Why was this important for the outbreak response?
Our initial findings were shared in real time with the Nigerian CDC (Centers for Disease Control) and others and helped to alleviate concerns about the role of human-to-human transmission or a new or more virulent strain in driving the increase in cases. This knowledge helped guide the public health response to the outbreak.
“From each outbreak, we take away lessons that help us learn and, hopefully, respond better.”
Lassa fever is a very serious infectious disease. How might your study affect future outbreaks, whether caused by Lassa or other viruses?
We believe this work is a model for the value of local genomic surveillance and response to outbreaks. Lassa fever is endemic to Nigeria, with a peak in cases occurring each year during the dry season. As the next Lassa season approaches, we are expanding our sequencing work in Nigeria to monitor the virus and detect any changes in its genome, as well as other circulating viruses that cause similar symptoms.

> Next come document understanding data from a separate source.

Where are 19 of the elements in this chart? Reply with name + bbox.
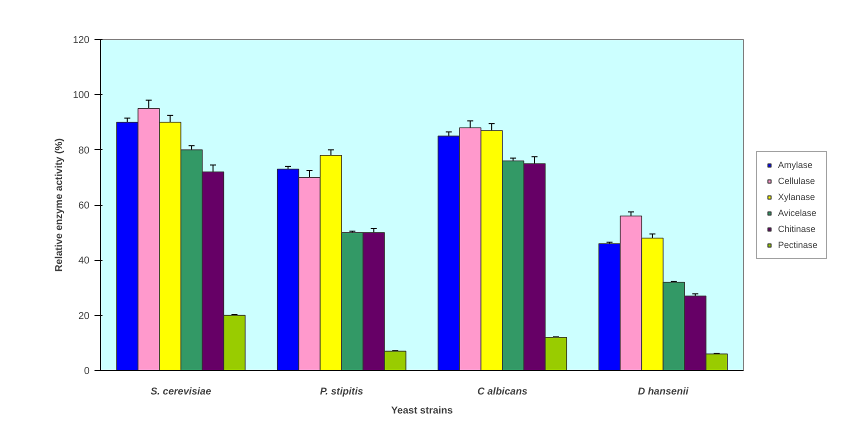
x-axis-title: Yeast strains xyxy=(391,406,454,416)
x-tick-label: S. cerevisiae xyxy=(150,386,212,398)
x-tick-label: C albicans xyxy=(477,386,528,398)
y-tick-label: 40 xyxy=(78,256,90,267)
legend-label: Cellulase xyxy=(778,176,816,186)
legend-label: Pectinase xyxy=(778,240,818,250)
x-tick-label: D hansenii xyxy=(638,386,689,398)
y-tick-label: 60 xyxy=(78,200,90,212)
x-tick-label: P. stipitis xyxy=(320,386,364,398)
y-tick-label: 20 xyxy=(78,310,90,322)
y-tick-label: 0 xyxy=(84,366,90,377)
legend-label: Xylanase xyxy=(778,192,816,202)
y-tick-label: 100 xyxy=(72,90,90,102)
y-axis-title: Relative enzyme activity (%) xyxy=(54,138,65,272)
y-tick-label: 80 xyxy=(78,145,90,156)
legend-label: Chitinase xyxy=(778,224,816,234)
y-tick-label: 120 xyxy=(72,35,90,46)
legend-label: Amylase xyxy=(778,160,813,170)
legend-label: Avicelase xyxy=(778,208,816,218)
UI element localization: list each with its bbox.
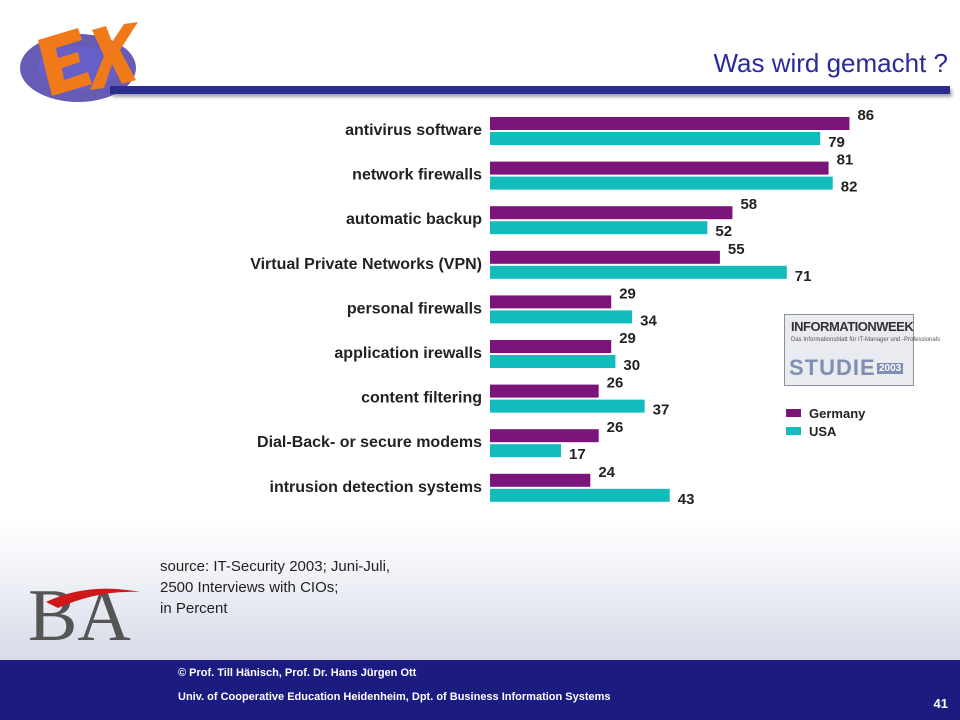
value-label-germany-personal-firewalls: 29 xyxy=(619,285,636,302)
footer-institution: Univ. of Cooperative Education Heidenhei… xyxy=(178,691,611,703)
category-label-network-firewalls: network firewalls xyxy=(352,167,482,184)
bar-germany-intrusion-detection-systems xyxy=(490,473,591,487)
category-label-personal-firewalls: personal firewalls xyxy=(347,300,482,317)
bar-germany-content-filtering xyxy=(490,384,599,398)
value-label-germany-network-firewalls: 81 xyxy=(837,152,854,169)
value-label-usa-automatic-backup: 52 xyxy=(715,223,732,240)
bar-usa-antivirus-software xyxy=(490,132,821,145)
informationweek-subtitle: Das Informationsblatt für IT-Manager und… xyxy=(791,337,941,343)
source-line-2: 2500 Interviews with CIOs; xyxy=(160,579,339,596)
legend-item-germany: Germany xyxy=(786,404,865,422)
informationweek-year: 2003 xyxy=(877,363,904,374)
bar-usa-application-irewalls xyxy=(490,355,616,368)
category-label-application-irewalls: application irewalls xyxy=(334,345,482,362)
legend-label-germany: Germany xyxy=(809,405,866,421)
bar-germany-antivirus-software xyxy=(490,117,850,130)
legend-swatch-usa xyxy=(786,427,801,435)
value-label-germany-application-irewalls: 29 xyxy=(619,330,636,347)
category-label-automatic-backup: automatic backup xyxy=(346,211,482,228)
value-label-usa-network-firewalls: 82 xyxy=(841,179,858,196)
value-label-usa-application-irewalls: 30 xyxy=(623,357,640,374)
informationweek-studie: STUDIE xyxy=(789,355,876,380)
bar-usa-network-firewalls xyxy=(490,176,833,190)
value-label-germany-intrusion-detection-systems: 24 xyxy=(598,464,615,481)
legend-item-usa: USA xyxy=(786,422,865,440)
ex-logo xyxy=(20,22,138,102)
slide-title: Was wird gemacht ? xyxy=(713,48,948,78)
value-label-germany-automatic-backup: 58 xyxy=(740,196,757,213)
bar-usa-personal-firewalls xyxy=(490,310,633,324)
bar-germany-automatic-backup xyxy=(490,206,733,220)
source-line-3: in Percent xyxy=(160,600,228,617)
bar-usa-dial-back-or-secure-modems xyxy=(490,444,562,458)
source-note: source: IT-Security 2003; Juni-Juli, 250… xyxy=(160,556,390,619)
value-label-usa-dial-back-or-secure-modems: 17 xyxy=(569,446,586,463)
value-label-germany-antivirus-software: 86 xyxy=(857,107,874,124)
title-rule xyxy=(110,86,950,94)
category-label-virtual-private-networks-vpn: Virtual Private Networks (VPN) xyxy=(250,256,482,273)
value-label-usa-content-filtering: 37 xyxy=(653,402,670,419)
bar-chart: antivirus software 86 79 network firewalls 8… xyxy=(250,107,874,508)
footer-copyright: © Prof. Till Hänisch, Prof. Dr. Hans Jür… xyxy=(178,667,417,679)
value-label-usa-personal-firewalls: 34 xyxy=(640,312,657,329)
page-number: 41 xyxy=(933,696,948,711)
bar-usa-automatic-backup xyxy=(490,221,708,235)
bar-germany-personal-firewalls xyxy=(490,295,612,309)
legend-swatch-germany xyxy=(786,409,801,417)
bar-germany-network-firewalls xyxy=(490,161,829,175)
bar-usa-intrusion-detection-systems xyxy=(490,488,670,502)
chart-legend: Germany USA xyxy=(786,404,865,440)
bar-germany-application-irewalls xyxy=(490,340,612,353)
value-label-usa-antivirus-software: 79 xyxy=(828,134,845,151)
value-label-germany-dial-back-or-secure-modems: 26 xyxy=(607,419,624,436)
category-label-content-filtering: content filtering xyxy=(361,390,482,407)
source-line-1: source: IT-Security 2003; Juni-Juli, xyxy=(160,558,391,575)
bar-usa-virtual-private-networks-vpn xyxy=(490,265,787,279)
informationweek-logo: INFORMATIONWEEK Das Informationsblatt fü… xyxy=(784,314,940,386)
legend-label-usa: USA xyxy=(809,423,837,439)
value-label-usa-intrusion-detection-systems: 43 xyxy=(678,491,695,508)
bar-usa-content-filtering xyxy=(490,399,645,413)
footer-bar: © Prof. Till Hänisch, Prof. Dr. Hans Jür… xyxy=(0,660,960,720)
value-label-germany-virtual-private-networks-vpn: 55 xyxy=(728,241,745,258)
category-label-antivirus-software: antivirus software xyxy=(345,122,482,139)
category-label-intrusion-detection-systems: intrusion detection systems xyxy=(270,479,483,496)
category-label-dial-back-or-secure-modems: Dial-Back- or secure modems xyxy=(257,434,482,451)
bar-germany-virtual-private-networks-vpn xyxy=(490,250,720,264)
value-label-usa-virtual-private-networks-vpn: 71 xyxy=(795,268,812,285)
slide-background xyxy=(0,520,960,660)
ba-logo: BA xyxy=(28,575,140,648)
value-label-germany-content-filtering: 26 xyxy=(607,375,624,392)
bar-germany-dial-back-or-secure-modems xyxy=(490,429,599,443)
ba-logo-b: BA xyxy=(28,575,131,648)
informationweek-title: INFORMATIONWEEK xyxy=(791,319,914,334)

The genomes analyzed in this study are also helping us design improved diagnostics for Lassa virus. Lassa is very genetically diverse, which makes designing sensitive diagnostics challenging. For example, we are currently using these genomes to develop optimized guides for a CRISPR-based diagnostic tool that could be a low-cost alternative to existing methods.
The techniques we used in this study were not specific to Lassa virus, though. This was valuable, as it allowed us to rule out other viral infections in the cases we tested, and it means that the same approaches are applicable to other viruses and could be readily used elsewhere. Similarly, our software for analyzing the data has been used extensively to study Ebola, Lassa, Zika, and other viruses and is freely available for use in other outbreaks.
There’s an ongoing outbreak of Ebola, another hemorrhagic illness, in the DRC. Could research like yours be helpful? What are we learning from these outbreaks?
Since the West African Ebola outbreak in 2014–16, the value of genomic data in outbreak situations is becoming increasingly recognized. In the case of the DRC outbreak, genomics can tell us whether the Ebola virus looks like the viruses previously observed in the DRC or was introduced from another region, which could help inform control measures. There have been some insights from genome sequencing from this outbreak: A preliminary report suggested that the outbreak in North Kivu was genetically distinct from that in Equateur in May 2018, and more information is eagerly anticipated to better understand this outbreak.
From each outbreak, we take away lessons that help us learn and, hopefully, respond better. In Nigeria, the Nigerian CDC recognized quickly the importance of genomic data and what it could bring to their response. Moreover, we believe this work underscores the importance of building local capacity for data generation and analysis as well as strong partnerships so that regions at higher risk for outbreaks, like Nigeria, can be better prepared to respond.